Poggio Bracciolini (1380 - 1459) was born in Tuscany and sent to Florence by his father to study, where he distinguished himself as an excellent copyist of manuscripts. His skill brought him attention from some of the chief scholars of the time, whose endorsements helped place him as secretary to the bishop of Bari. That position brought him advancement to the Chancery of Apostolic Briefs (the office that performs all the Vatican diplomatic functions) as a writer of official documents. His excellent Latin and penmanship kept him in the employ of seven popes over 50 years.

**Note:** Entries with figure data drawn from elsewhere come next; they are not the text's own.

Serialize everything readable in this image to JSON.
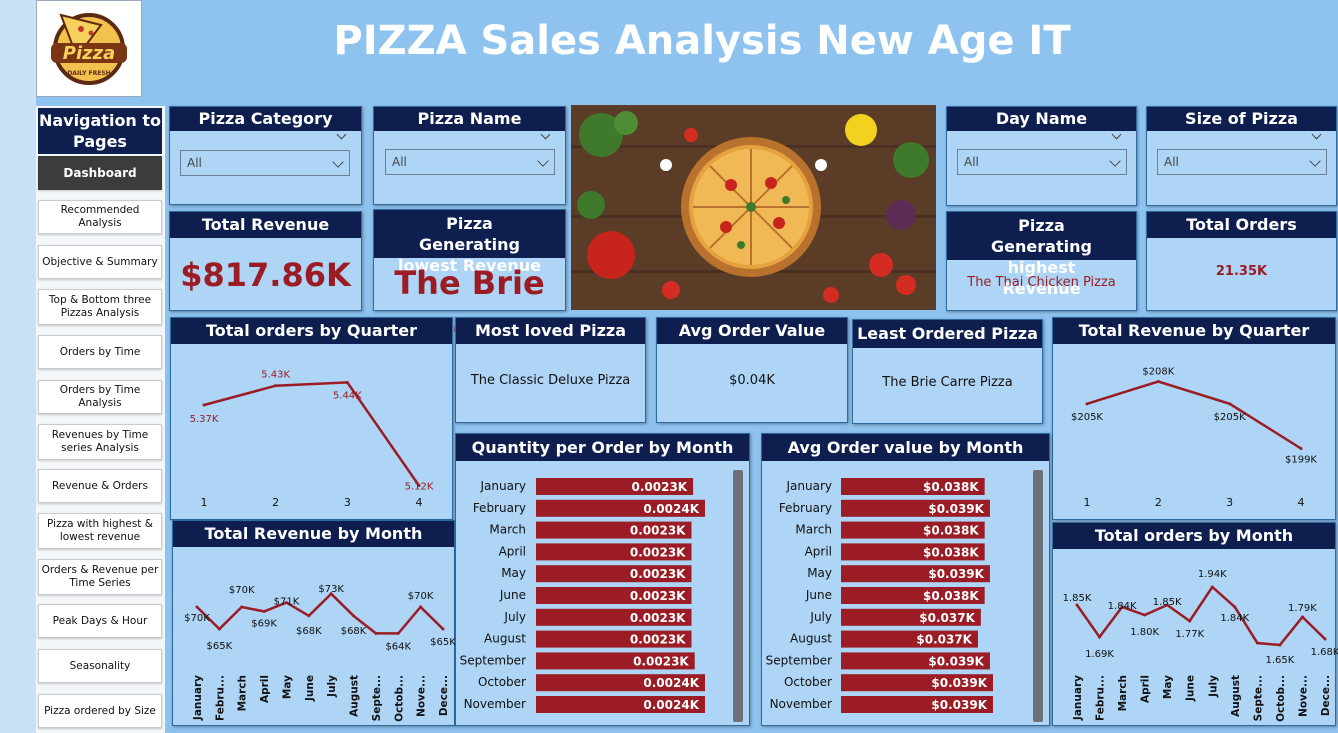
{
  "header": {
    "title": "PIZZA Sales Analysis New Age IT"
  },
  "logo": {
    "text": "Pizza",
    "sub": "DAILY FRESH"
  },
  "nav": {
    "heading": "Navigation to Pages",
    "items": [
      {
        "label": "Dashboard"
      },
      {
        "label": "Recommended Analysis"
      },
      {
        "label": "Objective & Summary"
      },
      {
        "label": "Top & Bottom three Pizzas Analysis"
      },
      {
        "label": "Orders by Time"
      },
      {
        "label": "Orders by Time Analysis"
      },
      {
        "label": "Revenues by Time series Analysis"
      },
      {
        "label": "Revenue & Orders"
      },
      {
        "label": "Pizza with highest & lowest revenue"
      },
      {
        "label": "Orders & Revenue per Time Series"
      },
      {
        "label": "Peak Days & Hour"
      },
      {
        "label": "Seasonality"
      },
      {
        "label": "Pizza ordered by Size"
      }
    ]
  },
  "filters": {
    "category": {
      "label": "Pizza Category",
      "value": "All"
    },
    "name": {
      "label": "Pizza Name",
      "value": "All"
    },
    "day": {
      "label": "Day Name",
      "value": "All"
    },
    "size": {
      "label": "Size of Pizza",
      "value": "All"
    }
  },
  "kpis": {
    "total_revenue": {
      "label": "Total Revenue",
      "value": "$817.86K"
    },
    "lowest_revenue": {
      "label": "Pizza Generating lowest Revenue",
      "value": "The Brie ..."
    },
    "highest_revenue": {
      "label": "Pizza Generating highest Revenue",
      "value": "The Thai Chicken Pizza"
    },
    "total_orders": {
      "label": "Total Orders",
      "value": "21.35K"
    },
    "most_loved": {
      "label": "Most loved Pizza",
      "value": "The Classic Deluxe Pizza"
    },
    "avg_order_value": {
      "label": "Avg Order Value",
      "value": "$0.04K"
    },
    "least_ordered": {
      "label": "Least Ordered Pizza",
      "value": "The Brie Carre Pizza"
    }
  },
  "colors": {
    "navy": "#0e1e4e",
    "accent": "#9b1c24",
    "panel": "#aed5f6",
    "background": "#8fc3ef"
  },
  "chart_data": [
    {
      "id": "orders_q",
      "type": "line",
      "title": "Total orders by Quarter",
      "categories": [
        "1",
        "2",
        "3",
        "4"
      ],
      "values": [
        5.37,
        5.43,
        5.44,
        5.12
      ],
      "labels": [
        "5.37K",
        "5.43K",
        "5.44K",
        "5.12K"
      ],
      "ylim": [
        5.1,
        5.46
      ]
    },
    {
      "id": "revenue_q",
      "type": "line",
      "title": "Total Revenue by Quarter",
      "categories": [
        "1",
        "2",
        "3",
        "4"
      ],
      "values": [
        205,
        208,
        205,
        199
      ],
      "labels": [
        "$205K",
        "$208K",
        "$205K",
        "$199K"
      ],
      "ylim": [
        198,
        209
      ]
    },
    {
      "id": "revenue_m",
      "type": "line",
      "title": "Total Revenue by Month",
      "categories": [
        "January",
        "Febru...",
        "March",
        "April",
        "May",
        "June",
        "July",
        "August",
        "Septe...",
        "Octob...",
        "Nove...",
        "Dece..."
      ],
      "values": [
        70,
        65,
        70,
        69,
        71,
        68,
        73,
        68,
        64,
        64,
        70,
        65
      ],
      "labels": [
        "$70K",
        "$65K",
        "$70K",
        "$69K",
        "$71K",
        "$68K",
        "$73K",
        "$68K",
        "",
        "$64K",
        "$70K",
        "$65K"
      ],
      "ylim": [
        60,
        75
      ]
    },
    {
      "id": "orders_m",
      "type": "line",
      "title": "Total orders by Month",
      "categories": [
        "January",
        "Febru...",
        "March",
        "April",
        "May",
        "June",
        "July",
        "August",
        "Septe...",
        "Octob...",
        "Nove...",
        "Dece..."
      ],
      "values": [
        1.85,
        1.69,
        1.84,
        1.8,
        1.85,
        1.77,
        1.94,
        1.84,
        1.66,
        1.65,
        1.79,
        1.68
      ],
      "labels": [
        "1.85K",
        "1.69K",
        "1.84K",
        "1.80K",
        "1.85K",
        "1.77K",
        "1.94K",
        "1.84K",
        "",
        "1.65K",
        "1.79K",
        "1.68K"
      ],
      "ylim": [
        1.6,
        1.98
      ]
    },
    {
      "id": "qty_m",
      "type": "bar",
      "title": "Quantity per Order by Month",
      "categories": [
        "January",
        "February",
        "March",
        "April",
        "May",
        "June",
        "July",
        "August",
        "September",
        "October",
        "November"
      ],
      "values": [
        0.0023,
        0.0024,
        0.0023,
        0.0023,
        0.0023,
        0.0023,
        0.0023,
        0.0023,
        0.0023,
        0.0024,
        0.0024
      ],
      "labels": [
        "0.0023K",
        "0.0024K",
        "0.0023K",
        "0.0023K",
        "0.0023K",
        "0.0023K",
        "0.0023K",
        "0.0023K",
        "0.0023K",
        "0.0024K",
        "0.0024K"
      ],
      "xlim": [
        0,
        0.0024
      ]
    },
    {
      "id": "aov_m",
      "type": "bar",
      "title": "Avg Order value by Month",
      "categories": [
        "January",
        "February",
        "March",
        "April",
        "May",
        "June",
        "July",
        "August",
        "September",
        "October",
        "November"
      ],
      "values": [
        0.038,
        0.039,
        0.038,
        0.038,
        0.039,
        0.038,
        0.037,
        0.037,
        0.039,
        0.039,
        0.039
      ],
      "labels": [
        "$0.038K",
        "$0.039K",
        "$0.038K",
        "$0.038K",
        "$0.039K",
        "$0.038K",
        "$0.037K",
        "$0.037K",
        "$0.039K",
        "$0.039K",
        "$0.039K"
      ],
      "xlim": [
        0,
        0.039
      ]
    }
  ]
}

He used his pure and scholarly Latin to compose/gather a collection of humorous anecdotes that did not receive a formal printing until 1470, but then was re-printed and translated all over Europe. These often portray the friction between husbands and wives:
Another man, looking for his wife who had drowned in the river, was walking upstream. A bystander, wondering at this, advised him to look for her in the other direction. "I'll never find her that way," replied the husband, "for while she lived she was excessively difficult and bad-tempered and always did the opposite of everyone else, so that even after her death she could only go against the current."
He was also fond of jokes regarding flatulence, of which I will share one:
A young woman, while visiting her parents in the country with her husband, went walking with him through the woods, and saw how certain sheep in a flock were exceptionally courted by the rams. “Why are these preferred above the rest?” she asked. To which her husband replied that nature had so fashioned these matters that the rams hastened first to those sheep which let out a strong odor from the rear. And this is also true of humans, he added.
The woman was silent. But on the following day, as they walked through the woods again, she became desirous of her husband’s embraces and, recalling his words, permitted herself to break wind.
Whereat the young man, recognizing the sign, did not fail to satisfy her desires.
Bracciolini also included several defecation jokes, but that is where I draw the line.